Hadits Shahih Al-Bukhari No. 581 – Kitab Adzan

Pecihitam.org – Hadits Shahih Al-Bukhari No. 581 – Kitab Adzan ini, Imam Bukhari memulai hadis ini dengan judul “Berbicara Saat Adzan” Hadis dari Abdulllah bin Harits ini menceritakan bahwa Ibnu Abbas berkhutbah pada hari Radghin dan memerintahkan salat di tempat tinggal. Keterangan hadist dikutip dan diterjemahkan dari Kitab Fathul Bari Jilid 4 Kitab Adzan. Halaman 59-64.

Pecihitam.org, dapat Istiqomah melahirkan artikel-artikel keislaman dengan adanya jaringan penulis dan tim editor yang bisa menulis secara rutin. Kamu dapat berpartisipasi dalam Literasi Dakwah Islam ini dengan ikut menyebarkan artikel ini ke kanal-kanal sosial media kamu atau bahkan kamu bisa ikut Berdonasi.

DONASI SEKARANG

حَدَّثَنَا مُسَدَّدٌ قَالَ حَدَّثَنَا حَمَّادٌ عَنْ أَيُّوبَ وَعَبْدِ الْحَمِيدِ صَاحِبِ الزِّيَادِيِّ وَعَاصِمٍ الْأَحْوَلِ عَنْ عَبْدِ اللَّهِ بْنِ الْحَارِثِ قَالَ خَطَبَنَا ابْنُ عَبَّاسٍ فِي يَوْمٍ رَدْغٍ فَلَمَّا بَلَغَ الْمُؤَذِّنُ حَيَّ عَلَى الصَّلَاةِ فَأَمَرَهُ أَنْ يُنَادِيَ الصَّلَاةُ فِي الرِّحَالِ فَنَظَرَ الْقَوْمُ بَعْضُهُمْ إِلَى بَعْضٍ فَقَالَ فَعَلَ هَذَا مَنْ هُوَ خَيْرٌ مِنْهُ وَإِنَّهَا عَزْمَةٌ

Terjemahan: Telah menceritakan kepada kami [Musaddad] berkata, telah menceritakan kepada kami [Hammad] dari [Ayyub] dan [‘Abdul Hamid] sahabat Az Zayadi, dan [‘Ashim Al Ahwal] dari [‘Abdullah bin Al Harits] berkata, “Pada suatu hari ketika jalan penuh dengan air dan lumpur (becek) akibat hujan, [Ibnu ‘Abbas] pernah menyampaikan khuthbah kepada kami. Ketika mu’adzin sampai pada ucapan: ‘Hayya ‘Alash shalaah (Marilah mendirikan shalat) ‘ ia perintahkan mu’adzin tersebut untuk menyerukan: ‘Shalatlah di tempat tinggal masing-masing’. Lalu orang-orang saling memandang satu sama lain karena heran. Maka Abdullah bin Al Harits pun berkata, “Hal yang demikian ini pernah dilakukan oleh orang yang lebih baik darinya, dan itu merupakan kewajiban Mu’akkad (yang ditekankan).”

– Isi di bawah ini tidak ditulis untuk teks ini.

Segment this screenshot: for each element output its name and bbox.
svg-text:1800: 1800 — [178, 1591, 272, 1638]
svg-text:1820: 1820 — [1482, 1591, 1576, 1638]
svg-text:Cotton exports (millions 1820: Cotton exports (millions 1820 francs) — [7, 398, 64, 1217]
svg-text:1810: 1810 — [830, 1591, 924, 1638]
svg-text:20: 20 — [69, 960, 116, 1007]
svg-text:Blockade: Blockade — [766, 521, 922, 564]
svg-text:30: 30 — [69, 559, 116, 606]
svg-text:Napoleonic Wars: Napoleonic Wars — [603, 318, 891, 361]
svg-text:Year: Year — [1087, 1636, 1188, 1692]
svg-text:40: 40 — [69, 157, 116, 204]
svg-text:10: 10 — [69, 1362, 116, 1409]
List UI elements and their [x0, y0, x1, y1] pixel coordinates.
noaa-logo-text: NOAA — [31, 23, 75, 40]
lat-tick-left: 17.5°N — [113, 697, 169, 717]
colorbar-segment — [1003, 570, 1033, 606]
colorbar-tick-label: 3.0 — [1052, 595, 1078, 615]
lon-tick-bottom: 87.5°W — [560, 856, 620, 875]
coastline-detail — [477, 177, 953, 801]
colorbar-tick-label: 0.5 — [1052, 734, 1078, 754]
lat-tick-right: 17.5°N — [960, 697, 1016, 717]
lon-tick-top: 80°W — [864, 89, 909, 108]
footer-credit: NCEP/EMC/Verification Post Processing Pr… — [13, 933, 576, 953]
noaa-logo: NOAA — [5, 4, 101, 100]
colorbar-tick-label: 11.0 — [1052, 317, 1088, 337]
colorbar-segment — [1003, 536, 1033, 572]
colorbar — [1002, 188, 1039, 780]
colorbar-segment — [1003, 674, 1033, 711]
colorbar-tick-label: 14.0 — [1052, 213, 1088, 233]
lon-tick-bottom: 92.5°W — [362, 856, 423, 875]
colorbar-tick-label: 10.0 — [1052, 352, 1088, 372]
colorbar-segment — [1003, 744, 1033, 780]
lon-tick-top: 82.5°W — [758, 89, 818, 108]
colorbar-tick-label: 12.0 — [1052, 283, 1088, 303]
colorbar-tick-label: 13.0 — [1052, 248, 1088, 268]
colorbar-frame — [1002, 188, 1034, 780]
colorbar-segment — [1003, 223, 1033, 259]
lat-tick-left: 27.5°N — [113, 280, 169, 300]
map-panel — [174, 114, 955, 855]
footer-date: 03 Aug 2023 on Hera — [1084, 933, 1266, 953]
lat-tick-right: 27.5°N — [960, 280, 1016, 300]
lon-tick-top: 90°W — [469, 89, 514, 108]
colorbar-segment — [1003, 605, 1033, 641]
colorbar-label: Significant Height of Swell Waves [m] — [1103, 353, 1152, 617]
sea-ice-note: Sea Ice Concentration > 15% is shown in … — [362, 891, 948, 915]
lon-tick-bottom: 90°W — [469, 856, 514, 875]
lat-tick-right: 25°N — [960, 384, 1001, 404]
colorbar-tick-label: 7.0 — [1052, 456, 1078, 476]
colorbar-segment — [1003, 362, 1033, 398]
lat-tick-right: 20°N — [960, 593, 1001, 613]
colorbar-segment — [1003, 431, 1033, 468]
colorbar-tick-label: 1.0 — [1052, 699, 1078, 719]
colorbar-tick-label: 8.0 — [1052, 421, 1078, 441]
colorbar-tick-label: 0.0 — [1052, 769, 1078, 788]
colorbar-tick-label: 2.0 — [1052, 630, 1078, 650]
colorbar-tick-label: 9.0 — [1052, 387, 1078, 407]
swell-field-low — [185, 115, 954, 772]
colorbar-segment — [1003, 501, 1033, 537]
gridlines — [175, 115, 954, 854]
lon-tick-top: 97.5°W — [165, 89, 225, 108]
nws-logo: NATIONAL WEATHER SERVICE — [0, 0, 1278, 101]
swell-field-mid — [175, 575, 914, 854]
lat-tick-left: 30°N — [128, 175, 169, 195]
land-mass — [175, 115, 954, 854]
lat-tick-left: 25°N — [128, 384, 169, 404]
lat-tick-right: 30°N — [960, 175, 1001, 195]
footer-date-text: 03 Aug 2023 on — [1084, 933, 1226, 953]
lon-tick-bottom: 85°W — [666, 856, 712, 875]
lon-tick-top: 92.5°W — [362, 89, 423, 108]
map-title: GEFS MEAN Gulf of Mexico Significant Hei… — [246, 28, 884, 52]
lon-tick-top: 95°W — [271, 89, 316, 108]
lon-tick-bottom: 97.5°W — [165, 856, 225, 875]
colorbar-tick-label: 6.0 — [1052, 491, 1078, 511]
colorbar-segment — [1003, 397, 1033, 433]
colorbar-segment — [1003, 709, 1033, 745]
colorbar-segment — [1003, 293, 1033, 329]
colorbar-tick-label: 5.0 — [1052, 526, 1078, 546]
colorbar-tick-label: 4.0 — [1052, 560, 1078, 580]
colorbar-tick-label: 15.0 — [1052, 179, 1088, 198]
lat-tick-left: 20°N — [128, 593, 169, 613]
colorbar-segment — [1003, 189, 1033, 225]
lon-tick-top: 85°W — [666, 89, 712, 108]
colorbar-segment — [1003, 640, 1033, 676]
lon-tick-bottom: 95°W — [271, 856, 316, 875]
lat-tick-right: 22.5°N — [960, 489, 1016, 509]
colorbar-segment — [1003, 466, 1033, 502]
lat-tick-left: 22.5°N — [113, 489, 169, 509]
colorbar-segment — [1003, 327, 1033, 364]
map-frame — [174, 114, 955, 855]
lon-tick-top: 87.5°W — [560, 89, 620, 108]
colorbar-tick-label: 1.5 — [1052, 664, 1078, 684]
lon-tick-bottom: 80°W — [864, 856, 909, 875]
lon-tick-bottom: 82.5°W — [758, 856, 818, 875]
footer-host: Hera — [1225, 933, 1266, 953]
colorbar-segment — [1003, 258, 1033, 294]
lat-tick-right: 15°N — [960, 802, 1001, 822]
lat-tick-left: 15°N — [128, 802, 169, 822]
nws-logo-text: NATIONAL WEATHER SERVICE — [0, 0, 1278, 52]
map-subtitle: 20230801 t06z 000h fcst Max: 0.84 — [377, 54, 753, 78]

Keterangan Hadis: Sulaiman bin Shurad berbicara saat adzan. Lalu Hasan berkata, “Tidak mengapa seseorang tertawa saat adzan atau iqamah.”

Yang dimaksud bab “berbicara saat adzan” adalah mengucapkan perkataan selain adzan pada saat mengumandangkan adzan. Imam Bukhari biasa tidak menegaskan hukum persoalan tersebut, karena hadits tersebut tidak mengindikasikannya secara tegas. Akan tetapi dari keterangan yang disebutkannya di tempat ini terdapat isyarat bahwa beliau membolehkan hal tersebut. Ibnu Mundzir telah menukil pendapat yang membolehkannya secara mutlak dari Urwah, Atha’, AI Hasan serta Qatadah, dan inilah yang menjadi pendapat Imam Ahmad.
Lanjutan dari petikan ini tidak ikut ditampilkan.